Der Bundestagsabgeordnete warf auch der hessischen SPD bei K+S ein doppeltes Spiel vor: „Im Kalirevier lässt sich Herr Schäfer-Gümbel als angeblicher Schutzpatron der Kumpel feiern und 50 Kilometer weiter nördlich torpedieren die Genossen – allen voran der Kasseler Landrat Schmidt und die Bundestagsabgeordnete Gottschalck – alle Bemühungen für einen zukunftsfähigen Bergbau in unserem Bundesland.“ Die Ablehnung der Oberweser-Pipeline im dortigen Kreistag sei ein Affront gegen die heimische Kaliindustrie."


3) Bürgermeister von Gerstungen, Werner Hartung: Schadenersatzansprüche wegen Manipulation von Behördenakten

"Die Gemeinde Gerstungen hat am 15.02.2016 Schadenersatzforderungen gegenüber dem Land Hessen, der K+S Kali GmbH, der K+S AG sowie Rechtsanwälten von K+S geltend gemacht. Die Forderung auf Schadenersatz für Prozesskosten wurde auf Grundlage eines Beschlusses des Gerstunger Gemeinderats gestellt. Mit der Vertretung wurde Rechtsanwalt Reitinger beauftragt, der die Gemeinde auch schon in den bisherigen Verfahren vertreten hat. Grundlage für die Schadenersatzforderung ist eine nach Ansicht der Gemeinde offensichtliche Aktenmanipulation von Verfahrensakten in verwaltungsgerichtlichen Verfahren der Gemeinde Gerstungen gegen die vom Land Hessen genehmigte Versenkung von Salzabwässern.

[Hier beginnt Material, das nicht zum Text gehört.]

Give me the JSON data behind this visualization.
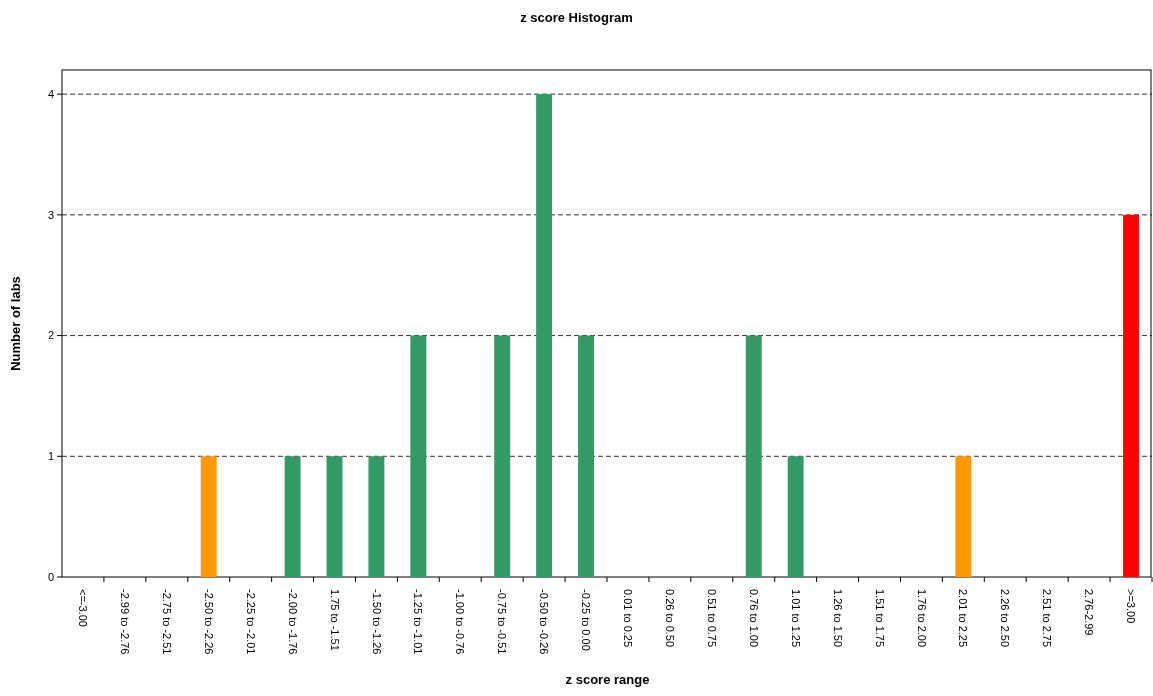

Der Anwalt der Gemeinde Gerstungen wurde Mitte Januar 2016 als Zeuge in einem Ermittlungsverfahren vernommen. Im Zuge der Zeugenvernehmung wurden E-Mails von K+S Mitarbeitern und deren Rechtsanwälten vorgehalten. Nach dem Inhalt dieser E-Mails - wurden Akteneinsichten in Behördenakten des RP Kassel durch K+S Mitarbeiter im Zusammenwirken mit Mitarbeitern der Genehmigungsbehörde verhindert, - wurden Aktenbestandteile in den Behördenakten ausgetauscht und - wurden unter anderem die Behördenakten durch die Rechtsanwälte von K+S „…durchgesehen, um sicherzustellen, dass sie "sauber", also insbesondere vollständig ist, aber auch keine Dokumente enthält, die in einem eventuellen Gerichtsverfahren für K + S nachteilig sein könnten." Offensichtlich mussten daher belastende Dokumente vorhanden gewesen sein, die gegen die Erteilung der Versenkgenehmigungen bzw. für einen sofortigen Versenkstopp in Hessen gesprochen haben.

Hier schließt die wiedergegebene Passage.